Es tolerante ante su dolor, aunque le molesta el recorte de su libertad. Cuenta que esta no es la primera vez que experimenta un inconveniente dentro de las unidades de transporte que en locas carreras siembran de pánico a pasajeros, peatones y choferes de los carros pequeños que comparten con ellos las calles y avenidas. Dice que su historia de golpes, maltratos, frenazos y empujones la viven a diario todos los usuarios de estas carrozas de la muerte, en forma especial los niños, las embarazadas y sus compañeros de la tercera edad.

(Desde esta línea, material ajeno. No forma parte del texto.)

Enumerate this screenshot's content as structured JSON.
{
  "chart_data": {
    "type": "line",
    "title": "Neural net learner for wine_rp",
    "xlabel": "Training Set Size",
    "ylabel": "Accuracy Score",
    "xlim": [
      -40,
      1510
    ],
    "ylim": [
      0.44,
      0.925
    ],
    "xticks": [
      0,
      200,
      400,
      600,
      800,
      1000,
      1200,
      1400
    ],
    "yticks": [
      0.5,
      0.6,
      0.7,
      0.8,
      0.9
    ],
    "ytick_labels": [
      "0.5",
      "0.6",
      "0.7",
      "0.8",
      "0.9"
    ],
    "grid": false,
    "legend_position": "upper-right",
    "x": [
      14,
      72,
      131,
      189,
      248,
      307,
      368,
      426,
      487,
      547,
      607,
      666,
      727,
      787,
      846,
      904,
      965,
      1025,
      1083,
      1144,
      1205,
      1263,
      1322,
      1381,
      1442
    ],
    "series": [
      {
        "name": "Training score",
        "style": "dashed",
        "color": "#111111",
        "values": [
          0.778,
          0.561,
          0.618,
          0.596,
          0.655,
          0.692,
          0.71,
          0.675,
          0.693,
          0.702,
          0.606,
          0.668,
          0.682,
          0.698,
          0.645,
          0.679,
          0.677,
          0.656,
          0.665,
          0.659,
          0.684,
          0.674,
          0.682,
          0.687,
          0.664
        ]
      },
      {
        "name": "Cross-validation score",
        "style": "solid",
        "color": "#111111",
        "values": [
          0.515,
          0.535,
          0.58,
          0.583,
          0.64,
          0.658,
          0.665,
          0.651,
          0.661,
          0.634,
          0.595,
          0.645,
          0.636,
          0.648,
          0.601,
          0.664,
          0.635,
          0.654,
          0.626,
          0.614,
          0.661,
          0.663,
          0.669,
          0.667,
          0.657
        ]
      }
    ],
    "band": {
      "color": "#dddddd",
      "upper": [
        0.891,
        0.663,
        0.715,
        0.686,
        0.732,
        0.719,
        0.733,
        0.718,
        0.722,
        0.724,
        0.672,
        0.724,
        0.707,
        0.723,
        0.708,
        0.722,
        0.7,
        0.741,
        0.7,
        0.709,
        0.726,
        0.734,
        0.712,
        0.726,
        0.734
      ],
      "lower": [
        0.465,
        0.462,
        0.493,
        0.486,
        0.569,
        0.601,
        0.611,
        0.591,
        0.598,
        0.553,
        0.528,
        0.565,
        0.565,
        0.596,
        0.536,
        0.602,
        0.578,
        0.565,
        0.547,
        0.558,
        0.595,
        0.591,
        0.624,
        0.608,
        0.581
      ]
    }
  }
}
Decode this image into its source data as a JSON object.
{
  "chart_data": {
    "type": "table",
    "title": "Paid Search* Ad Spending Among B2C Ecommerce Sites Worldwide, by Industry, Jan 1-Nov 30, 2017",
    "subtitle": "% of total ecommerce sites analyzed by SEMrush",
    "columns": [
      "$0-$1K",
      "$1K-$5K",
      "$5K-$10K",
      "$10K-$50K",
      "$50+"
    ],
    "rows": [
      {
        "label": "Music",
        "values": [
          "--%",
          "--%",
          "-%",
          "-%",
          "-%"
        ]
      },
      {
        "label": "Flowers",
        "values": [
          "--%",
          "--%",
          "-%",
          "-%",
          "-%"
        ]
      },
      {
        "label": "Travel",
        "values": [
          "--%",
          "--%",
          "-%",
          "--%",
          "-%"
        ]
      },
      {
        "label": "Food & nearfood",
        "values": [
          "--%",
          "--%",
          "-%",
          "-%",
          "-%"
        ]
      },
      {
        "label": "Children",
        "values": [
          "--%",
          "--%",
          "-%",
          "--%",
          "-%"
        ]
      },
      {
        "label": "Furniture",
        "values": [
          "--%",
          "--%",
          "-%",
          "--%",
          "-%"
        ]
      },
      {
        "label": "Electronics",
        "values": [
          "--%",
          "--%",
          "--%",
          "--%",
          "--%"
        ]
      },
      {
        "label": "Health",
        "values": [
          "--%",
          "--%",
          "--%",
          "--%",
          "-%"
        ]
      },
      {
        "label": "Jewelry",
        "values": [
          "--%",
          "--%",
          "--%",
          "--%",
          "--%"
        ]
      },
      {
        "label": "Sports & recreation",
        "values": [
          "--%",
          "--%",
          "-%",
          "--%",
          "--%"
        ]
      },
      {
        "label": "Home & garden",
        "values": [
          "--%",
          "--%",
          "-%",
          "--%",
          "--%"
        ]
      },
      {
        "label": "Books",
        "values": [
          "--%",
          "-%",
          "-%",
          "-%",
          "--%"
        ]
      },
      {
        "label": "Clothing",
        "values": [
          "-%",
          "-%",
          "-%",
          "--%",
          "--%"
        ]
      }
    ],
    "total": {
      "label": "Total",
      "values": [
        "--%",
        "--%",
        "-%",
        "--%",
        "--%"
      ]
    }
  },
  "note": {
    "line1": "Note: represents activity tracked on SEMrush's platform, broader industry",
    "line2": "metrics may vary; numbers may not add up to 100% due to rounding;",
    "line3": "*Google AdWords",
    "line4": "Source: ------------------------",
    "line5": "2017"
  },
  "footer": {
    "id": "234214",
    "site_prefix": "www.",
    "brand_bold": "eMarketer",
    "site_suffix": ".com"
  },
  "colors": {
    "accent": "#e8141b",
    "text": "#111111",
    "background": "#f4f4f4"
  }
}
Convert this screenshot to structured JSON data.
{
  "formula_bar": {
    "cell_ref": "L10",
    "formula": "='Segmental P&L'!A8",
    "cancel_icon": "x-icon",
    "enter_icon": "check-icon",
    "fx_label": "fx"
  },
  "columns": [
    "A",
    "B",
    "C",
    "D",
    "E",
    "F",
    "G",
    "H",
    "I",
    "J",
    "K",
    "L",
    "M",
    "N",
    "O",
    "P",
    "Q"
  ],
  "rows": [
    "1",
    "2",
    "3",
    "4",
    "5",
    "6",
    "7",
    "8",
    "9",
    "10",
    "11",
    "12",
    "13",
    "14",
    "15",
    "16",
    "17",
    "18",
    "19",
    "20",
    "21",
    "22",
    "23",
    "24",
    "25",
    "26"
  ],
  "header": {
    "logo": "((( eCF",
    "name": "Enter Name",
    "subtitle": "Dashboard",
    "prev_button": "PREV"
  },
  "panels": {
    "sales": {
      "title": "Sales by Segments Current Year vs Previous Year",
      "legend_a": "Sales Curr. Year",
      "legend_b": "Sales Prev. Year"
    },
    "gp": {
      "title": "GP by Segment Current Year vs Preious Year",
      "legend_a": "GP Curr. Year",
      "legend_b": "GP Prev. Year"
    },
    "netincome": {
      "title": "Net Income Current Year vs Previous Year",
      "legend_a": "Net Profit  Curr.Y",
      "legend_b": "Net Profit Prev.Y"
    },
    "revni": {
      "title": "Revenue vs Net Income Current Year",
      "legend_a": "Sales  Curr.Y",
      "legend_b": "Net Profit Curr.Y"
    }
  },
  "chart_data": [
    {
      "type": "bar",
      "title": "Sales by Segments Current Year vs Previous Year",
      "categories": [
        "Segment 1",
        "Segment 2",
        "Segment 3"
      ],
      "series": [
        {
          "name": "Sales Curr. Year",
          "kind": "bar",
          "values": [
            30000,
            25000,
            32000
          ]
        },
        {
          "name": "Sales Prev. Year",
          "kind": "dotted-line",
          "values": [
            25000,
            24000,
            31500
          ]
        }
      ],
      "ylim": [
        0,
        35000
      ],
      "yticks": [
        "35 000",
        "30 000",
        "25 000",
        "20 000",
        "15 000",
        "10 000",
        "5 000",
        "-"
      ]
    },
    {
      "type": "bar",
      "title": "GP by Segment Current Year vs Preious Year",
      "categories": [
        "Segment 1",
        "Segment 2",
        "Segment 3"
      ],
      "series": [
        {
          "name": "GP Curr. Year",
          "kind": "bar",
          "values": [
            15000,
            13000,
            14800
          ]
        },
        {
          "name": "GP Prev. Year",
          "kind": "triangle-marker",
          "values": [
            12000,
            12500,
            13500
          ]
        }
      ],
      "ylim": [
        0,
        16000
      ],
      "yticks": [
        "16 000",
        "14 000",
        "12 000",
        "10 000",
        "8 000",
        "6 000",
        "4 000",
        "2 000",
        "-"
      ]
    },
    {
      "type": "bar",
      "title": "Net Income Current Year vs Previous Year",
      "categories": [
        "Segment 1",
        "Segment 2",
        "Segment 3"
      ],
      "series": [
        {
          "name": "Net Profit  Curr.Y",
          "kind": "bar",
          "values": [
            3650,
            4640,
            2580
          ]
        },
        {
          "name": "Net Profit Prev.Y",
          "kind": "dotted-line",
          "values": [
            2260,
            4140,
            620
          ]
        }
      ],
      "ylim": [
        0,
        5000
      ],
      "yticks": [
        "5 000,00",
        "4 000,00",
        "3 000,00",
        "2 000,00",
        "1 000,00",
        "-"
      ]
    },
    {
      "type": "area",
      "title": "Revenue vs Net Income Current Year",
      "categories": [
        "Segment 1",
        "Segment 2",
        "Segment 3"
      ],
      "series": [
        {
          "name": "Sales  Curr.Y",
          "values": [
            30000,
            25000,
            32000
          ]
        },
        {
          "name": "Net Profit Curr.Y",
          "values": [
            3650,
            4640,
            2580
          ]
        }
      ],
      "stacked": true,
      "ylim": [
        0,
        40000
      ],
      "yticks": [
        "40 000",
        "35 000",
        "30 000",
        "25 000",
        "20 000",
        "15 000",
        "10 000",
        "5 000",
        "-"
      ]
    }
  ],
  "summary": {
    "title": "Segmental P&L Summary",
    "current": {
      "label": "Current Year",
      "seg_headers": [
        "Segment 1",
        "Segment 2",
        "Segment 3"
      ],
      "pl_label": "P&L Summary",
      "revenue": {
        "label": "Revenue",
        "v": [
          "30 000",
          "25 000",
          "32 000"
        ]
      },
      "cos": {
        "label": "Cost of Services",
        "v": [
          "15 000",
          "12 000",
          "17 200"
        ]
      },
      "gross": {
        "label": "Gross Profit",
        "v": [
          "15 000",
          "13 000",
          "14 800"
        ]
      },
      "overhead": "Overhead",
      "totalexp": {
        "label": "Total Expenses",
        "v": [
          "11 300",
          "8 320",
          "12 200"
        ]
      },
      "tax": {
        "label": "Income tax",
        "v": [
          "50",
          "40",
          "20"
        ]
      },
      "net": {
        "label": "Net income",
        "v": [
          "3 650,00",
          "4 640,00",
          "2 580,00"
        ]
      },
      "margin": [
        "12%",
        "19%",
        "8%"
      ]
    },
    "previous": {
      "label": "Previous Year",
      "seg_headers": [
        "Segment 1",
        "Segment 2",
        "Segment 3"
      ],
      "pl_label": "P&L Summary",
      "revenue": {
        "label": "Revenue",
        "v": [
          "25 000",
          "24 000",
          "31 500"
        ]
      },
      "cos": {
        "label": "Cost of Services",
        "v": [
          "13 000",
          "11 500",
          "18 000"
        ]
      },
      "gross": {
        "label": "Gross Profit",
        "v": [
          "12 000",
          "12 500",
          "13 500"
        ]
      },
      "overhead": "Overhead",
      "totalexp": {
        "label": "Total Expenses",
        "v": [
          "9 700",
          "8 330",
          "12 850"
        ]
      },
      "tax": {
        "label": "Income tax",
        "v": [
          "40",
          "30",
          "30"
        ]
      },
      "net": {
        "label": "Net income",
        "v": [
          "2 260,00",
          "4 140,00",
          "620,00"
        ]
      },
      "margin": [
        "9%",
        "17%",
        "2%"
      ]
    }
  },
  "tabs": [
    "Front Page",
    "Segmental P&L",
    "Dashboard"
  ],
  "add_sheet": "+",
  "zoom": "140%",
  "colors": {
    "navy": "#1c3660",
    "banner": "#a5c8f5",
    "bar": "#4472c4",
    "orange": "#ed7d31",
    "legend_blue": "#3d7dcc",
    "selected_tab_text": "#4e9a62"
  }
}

Todo lo ha soportado calladamente en aras de disfrutar de Quito, de la calle y de la autonomía. Si hubiera compartido esta información sin duda su familia le hubiera impedido sus excursiones, con lo que su flama interior empezaría a apagarse y con ella vendrían la inmovilidad, la tristeza, la vejez, y el panteón. Sin embargo, constata con mayor pena y preocupación que este transporte público cada vez más malo e inhumano corta sus alas, sus sueños.
Todavía se reconoce como correísta, habla de los logros del Gobierno y agradece las mejores pensiones que el Seguro otorga a los jubilados, pero un gusano interno le carcome a propósito de su experiencia reciente. Vuelve sus ojos al alcalde, a Alianza País y al Presidente. No desea desencantarse, pero el dolor de su pierna y sus frustradas excursiones a San Roque o a San Carlos le atormentan. Le carcome la violencia y el caos de la ciudad.
Con los años no acumuló plata sino sabiduría. Los ahorros los invirtió en la educación de sus hijos y en su casa. No le alcanzó para un carro, por lo que a sus 83 no tiene otra opción que la de recurrir al transporte público.
Quién diría’ el bus es su pasaporte para el ejercicio de su derecho a la vida.
No dice nada, calla con prudencia y generosidad, pero tarde o temprano explotará el volcán. Lo saben sus cercanos.